Assim como as ideias acima, outras se justificam por um projeto pessoal, por capricho, para não ficar mal com os alunos, com a administração ou com quem quer que defenda a não greve, o que já foi superado quando a categoria docente decidiu – com o voto de muitos que dizem o “mas” após declarar apoio à greve – que paralisaria as atividades docentes. Trata-se de uma afronta à decisão coletiva dos docentes, na tentativa de desmobilizar a crescente adesão à greve dos docentes da UNIFAP. Precisamos alargar nosso espaço da greve, esclarecendo professores e alunos dos motivos desse movimento, de maneira que toda a comunidade acadêmica entenda e de fato apoie a greve dos docentes da UNIFAP, na luta por uma educação pública de qualidade, garantindo-se a autonomia universitária e a valorização do trabalho docente.

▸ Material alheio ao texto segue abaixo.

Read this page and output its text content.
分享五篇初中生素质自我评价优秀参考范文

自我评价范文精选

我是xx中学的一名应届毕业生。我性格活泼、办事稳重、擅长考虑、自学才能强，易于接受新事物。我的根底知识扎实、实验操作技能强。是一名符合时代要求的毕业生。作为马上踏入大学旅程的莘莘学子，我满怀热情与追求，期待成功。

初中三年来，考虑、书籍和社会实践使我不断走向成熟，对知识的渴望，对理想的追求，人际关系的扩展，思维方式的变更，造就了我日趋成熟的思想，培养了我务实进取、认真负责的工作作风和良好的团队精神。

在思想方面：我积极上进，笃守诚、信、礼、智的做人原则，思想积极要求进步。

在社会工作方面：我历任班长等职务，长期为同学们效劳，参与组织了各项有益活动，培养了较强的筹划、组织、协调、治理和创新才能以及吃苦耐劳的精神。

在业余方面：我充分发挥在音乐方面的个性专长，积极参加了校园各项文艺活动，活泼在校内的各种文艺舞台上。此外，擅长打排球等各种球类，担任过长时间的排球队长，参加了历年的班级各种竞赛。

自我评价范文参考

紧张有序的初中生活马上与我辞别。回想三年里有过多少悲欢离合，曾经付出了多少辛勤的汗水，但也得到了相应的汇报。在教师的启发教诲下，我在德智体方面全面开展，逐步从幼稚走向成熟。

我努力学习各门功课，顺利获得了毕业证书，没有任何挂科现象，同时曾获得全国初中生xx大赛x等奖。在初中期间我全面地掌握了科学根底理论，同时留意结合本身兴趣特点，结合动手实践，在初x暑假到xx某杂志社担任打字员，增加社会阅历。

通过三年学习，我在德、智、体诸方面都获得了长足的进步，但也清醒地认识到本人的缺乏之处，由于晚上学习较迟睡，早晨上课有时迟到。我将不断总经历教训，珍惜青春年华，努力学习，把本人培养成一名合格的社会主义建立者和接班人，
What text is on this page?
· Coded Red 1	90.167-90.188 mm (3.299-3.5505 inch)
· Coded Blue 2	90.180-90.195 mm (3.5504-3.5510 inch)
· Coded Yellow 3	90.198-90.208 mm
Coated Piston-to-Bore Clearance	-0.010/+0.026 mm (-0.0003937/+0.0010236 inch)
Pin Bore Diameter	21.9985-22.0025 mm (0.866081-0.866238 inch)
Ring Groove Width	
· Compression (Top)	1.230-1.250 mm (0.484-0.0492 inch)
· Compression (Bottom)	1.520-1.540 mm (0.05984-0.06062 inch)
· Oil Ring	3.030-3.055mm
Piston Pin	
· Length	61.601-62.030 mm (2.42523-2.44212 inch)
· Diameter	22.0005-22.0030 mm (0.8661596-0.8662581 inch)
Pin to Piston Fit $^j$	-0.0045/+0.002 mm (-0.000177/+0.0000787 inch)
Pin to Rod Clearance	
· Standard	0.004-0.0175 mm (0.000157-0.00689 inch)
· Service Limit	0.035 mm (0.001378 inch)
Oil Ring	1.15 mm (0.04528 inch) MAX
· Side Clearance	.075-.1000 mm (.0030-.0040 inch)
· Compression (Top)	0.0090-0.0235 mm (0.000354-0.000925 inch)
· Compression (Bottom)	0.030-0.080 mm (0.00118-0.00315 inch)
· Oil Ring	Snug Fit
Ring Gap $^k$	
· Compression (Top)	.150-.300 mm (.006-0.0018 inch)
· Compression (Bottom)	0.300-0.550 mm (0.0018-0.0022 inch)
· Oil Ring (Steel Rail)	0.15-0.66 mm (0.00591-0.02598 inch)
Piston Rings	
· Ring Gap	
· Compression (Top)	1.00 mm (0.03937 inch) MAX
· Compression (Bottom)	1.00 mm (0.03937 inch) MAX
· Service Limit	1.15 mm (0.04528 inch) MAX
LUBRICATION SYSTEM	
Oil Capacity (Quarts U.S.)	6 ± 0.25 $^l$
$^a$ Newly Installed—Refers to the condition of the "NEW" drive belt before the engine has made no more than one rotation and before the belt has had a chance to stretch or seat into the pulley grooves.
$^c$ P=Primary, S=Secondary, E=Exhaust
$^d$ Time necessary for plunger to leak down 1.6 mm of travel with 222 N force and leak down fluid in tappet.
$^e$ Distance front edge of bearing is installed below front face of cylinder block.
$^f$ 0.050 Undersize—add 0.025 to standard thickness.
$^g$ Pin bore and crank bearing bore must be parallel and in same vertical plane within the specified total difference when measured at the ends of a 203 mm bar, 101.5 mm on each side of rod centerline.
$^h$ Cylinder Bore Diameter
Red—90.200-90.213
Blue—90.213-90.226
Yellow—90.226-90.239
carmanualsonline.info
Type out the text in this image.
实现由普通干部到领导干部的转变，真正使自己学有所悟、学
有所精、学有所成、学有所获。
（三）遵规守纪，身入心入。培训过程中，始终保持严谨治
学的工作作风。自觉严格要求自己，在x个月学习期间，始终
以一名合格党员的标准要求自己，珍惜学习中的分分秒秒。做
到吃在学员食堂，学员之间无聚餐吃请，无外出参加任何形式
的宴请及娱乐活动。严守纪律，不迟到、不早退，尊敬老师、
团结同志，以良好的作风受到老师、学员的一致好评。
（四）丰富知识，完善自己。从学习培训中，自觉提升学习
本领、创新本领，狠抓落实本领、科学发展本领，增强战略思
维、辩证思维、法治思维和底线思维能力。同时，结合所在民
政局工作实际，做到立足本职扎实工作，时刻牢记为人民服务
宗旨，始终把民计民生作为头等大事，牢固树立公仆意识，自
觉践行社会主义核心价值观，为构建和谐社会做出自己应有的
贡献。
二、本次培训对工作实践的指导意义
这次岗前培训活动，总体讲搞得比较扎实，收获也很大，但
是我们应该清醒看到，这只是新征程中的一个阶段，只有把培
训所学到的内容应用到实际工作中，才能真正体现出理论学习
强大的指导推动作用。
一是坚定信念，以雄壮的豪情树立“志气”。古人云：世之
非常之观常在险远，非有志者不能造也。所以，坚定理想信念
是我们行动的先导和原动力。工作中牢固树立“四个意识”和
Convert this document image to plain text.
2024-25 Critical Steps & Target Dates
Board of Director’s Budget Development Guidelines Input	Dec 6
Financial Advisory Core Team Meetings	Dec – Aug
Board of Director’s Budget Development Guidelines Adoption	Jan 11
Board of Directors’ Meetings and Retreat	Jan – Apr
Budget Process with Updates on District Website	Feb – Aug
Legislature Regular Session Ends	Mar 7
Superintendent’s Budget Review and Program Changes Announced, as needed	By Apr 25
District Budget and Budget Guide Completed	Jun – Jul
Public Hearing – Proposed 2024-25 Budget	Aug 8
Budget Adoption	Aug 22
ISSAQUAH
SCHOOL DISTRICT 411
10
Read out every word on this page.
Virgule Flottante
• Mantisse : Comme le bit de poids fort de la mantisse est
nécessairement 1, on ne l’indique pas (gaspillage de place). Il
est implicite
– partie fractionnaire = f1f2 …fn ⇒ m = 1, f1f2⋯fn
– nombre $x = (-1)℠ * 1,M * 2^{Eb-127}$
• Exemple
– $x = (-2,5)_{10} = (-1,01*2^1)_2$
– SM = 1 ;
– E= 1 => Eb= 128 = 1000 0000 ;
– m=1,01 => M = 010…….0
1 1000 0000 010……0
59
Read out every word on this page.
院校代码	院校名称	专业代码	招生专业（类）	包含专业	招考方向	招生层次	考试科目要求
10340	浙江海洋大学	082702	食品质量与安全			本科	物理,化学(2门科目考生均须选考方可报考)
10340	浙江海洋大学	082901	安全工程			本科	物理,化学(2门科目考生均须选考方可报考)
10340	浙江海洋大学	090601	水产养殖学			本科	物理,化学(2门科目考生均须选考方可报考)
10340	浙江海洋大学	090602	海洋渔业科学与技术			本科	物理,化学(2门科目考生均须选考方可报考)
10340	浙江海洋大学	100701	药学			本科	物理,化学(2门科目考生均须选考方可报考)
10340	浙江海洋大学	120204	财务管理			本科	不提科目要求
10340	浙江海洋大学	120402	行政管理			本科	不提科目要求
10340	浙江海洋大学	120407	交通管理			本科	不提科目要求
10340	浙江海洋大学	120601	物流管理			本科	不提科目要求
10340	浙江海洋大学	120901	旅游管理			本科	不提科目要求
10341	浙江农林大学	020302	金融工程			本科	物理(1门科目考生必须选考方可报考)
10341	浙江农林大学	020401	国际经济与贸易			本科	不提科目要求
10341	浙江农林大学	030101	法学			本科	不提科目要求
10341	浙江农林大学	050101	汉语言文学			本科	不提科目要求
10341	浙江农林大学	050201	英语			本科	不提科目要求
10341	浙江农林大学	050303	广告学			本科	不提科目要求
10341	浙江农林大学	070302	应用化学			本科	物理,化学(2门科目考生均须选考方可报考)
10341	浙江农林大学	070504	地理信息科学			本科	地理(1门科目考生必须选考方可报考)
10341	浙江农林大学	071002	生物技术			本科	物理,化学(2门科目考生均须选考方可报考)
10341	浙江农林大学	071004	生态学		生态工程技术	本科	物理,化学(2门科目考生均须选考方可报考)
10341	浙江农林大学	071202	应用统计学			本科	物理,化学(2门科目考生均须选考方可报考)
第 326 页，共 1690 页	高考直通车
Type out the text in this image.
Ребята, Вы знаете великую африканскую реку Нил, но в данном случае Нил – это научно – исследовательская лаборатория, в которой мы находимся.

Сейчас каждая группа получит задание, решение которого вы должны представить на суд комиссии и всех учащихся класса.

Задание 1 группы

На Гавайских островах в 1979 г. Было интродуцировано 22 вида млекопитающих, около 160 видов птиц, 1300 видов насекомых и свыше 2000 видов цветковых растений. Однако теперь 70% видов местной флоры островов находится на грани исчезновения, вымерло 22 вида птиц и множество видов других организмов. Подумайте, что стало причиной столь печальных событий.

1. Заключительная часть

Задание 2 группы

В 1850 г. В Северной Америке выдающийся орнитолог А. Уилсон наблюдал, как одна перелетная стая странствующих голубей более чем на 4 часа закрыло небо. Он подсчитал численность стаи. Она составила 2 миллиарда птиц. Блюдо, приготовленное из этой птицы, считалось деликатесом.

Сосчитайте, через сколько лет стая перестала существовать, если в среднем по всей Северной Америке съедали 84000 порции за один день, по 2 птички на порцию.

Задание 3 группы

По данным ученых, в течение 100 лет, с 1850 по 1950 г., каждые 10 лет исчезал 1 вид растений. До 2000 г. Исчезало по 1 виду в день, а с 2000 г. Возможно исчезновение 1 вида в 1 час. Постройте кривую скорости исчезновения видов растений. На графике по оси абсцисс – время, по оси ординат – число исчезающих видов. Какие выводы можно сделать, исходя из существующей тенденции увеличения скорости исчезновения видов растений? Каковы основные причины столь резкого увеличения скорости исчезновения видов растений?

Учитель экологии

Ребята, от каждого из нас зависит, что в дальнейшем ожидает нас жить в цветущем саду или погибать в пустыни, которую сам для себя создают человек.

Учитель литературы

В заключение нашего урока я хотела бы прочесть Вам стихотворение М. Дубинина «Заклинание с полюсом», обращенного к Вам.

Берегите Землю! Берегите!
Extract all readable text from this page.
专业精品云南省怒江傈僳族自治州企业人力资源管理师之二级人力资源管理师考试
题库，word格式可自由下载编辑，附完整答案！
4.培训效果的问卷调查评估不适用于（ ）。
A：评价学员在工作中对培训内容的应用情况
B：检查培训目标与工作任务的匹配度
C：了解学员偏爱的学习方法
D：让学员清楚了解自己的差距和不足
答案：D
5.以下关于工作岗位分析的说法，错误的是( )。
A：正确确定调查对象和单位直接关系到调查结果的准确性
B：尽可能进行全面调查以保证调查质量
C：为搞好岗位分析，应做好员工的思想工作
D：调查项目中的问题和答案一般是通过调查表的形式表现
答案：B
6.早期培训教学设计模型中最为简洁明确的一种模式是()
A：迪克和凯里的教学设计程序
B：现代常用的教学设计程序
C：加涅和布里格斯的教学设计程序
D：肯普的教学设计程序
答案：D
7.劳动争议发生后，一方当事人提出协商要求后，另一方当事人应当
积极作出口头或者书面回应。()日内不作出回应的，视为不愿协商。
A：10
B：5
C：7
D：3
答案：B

Ora, o princípio de uma greve docente é paralisar suas atividades inerentes ao ensino, seja em sala de aula, seja em laboratório, seja em grupo de pesquisa, seja em graduação ou em pós-graduação. Mas temos enfrentado algumas resistências de alguns colegas de cursos como Direito e Medicina, curiosamente, os cursos que historicamente não aderem às greves, talvez porque boa parte de seu corpo docente não dependa do salário da docência para sobreviver.

Na próxima semana, o CONSU da UNIFAP fará uma reunião cuja pauta será a suspensão do calendário acadêmico. Nesta greve, por diversos meios e oportunidades, a Reitoria da UNIFAP se posicionou a favor do movimento de greve, mas… Enfim, a mesma Reitoria que declara apoio a esta greve terá agora uma grande oportunidade de materializar seu discurso defendendo a suspensão do calendário acadêmico e invalidando as ações letivas de colegas docentes que ainda insistem em fazer atividades durante a vigência da greve. Os Conselheiros, que são os representantes dos cursos, devem também fortalecer essa ideia favorável à greve, em respeito à decisão da categoria docente, que suspende as atividades letivas durante a greve}.

E é assim, entre mas, porém, contudo, todavia e entretanto, que segue a greve. Mas (só pra seguir na temática), o local e o momento para questionar a greve é a assembleia geral do sindicato. O professor que não se faz presente nesse momento abdica do direito de decidir favorável ou contrariamente a greve. A decisão pessoal, o instituto, o departamento, o curso não são instâncias com poder para essa deliberação, não sendo possível usar a malfadada estratégia de afirmar, nós estamos em greve, mas meu departamento… É na assembleia do sindicato, confrontando posições iguais e contrárias as suas que a categoria define ou não pela entrada na greve. Razões para entrar na greve há muitas. Mas se o professor não esteve na assembleia, ele passou aos outros o direito de definir a posição da categoria. Depois que a greve foi deflagrada, aí como diz o ditado, não tem mas, nem meio mas… é greve!

* Yurgel Caldas é professor do Curso de Letras da e Comunicação da Unifap.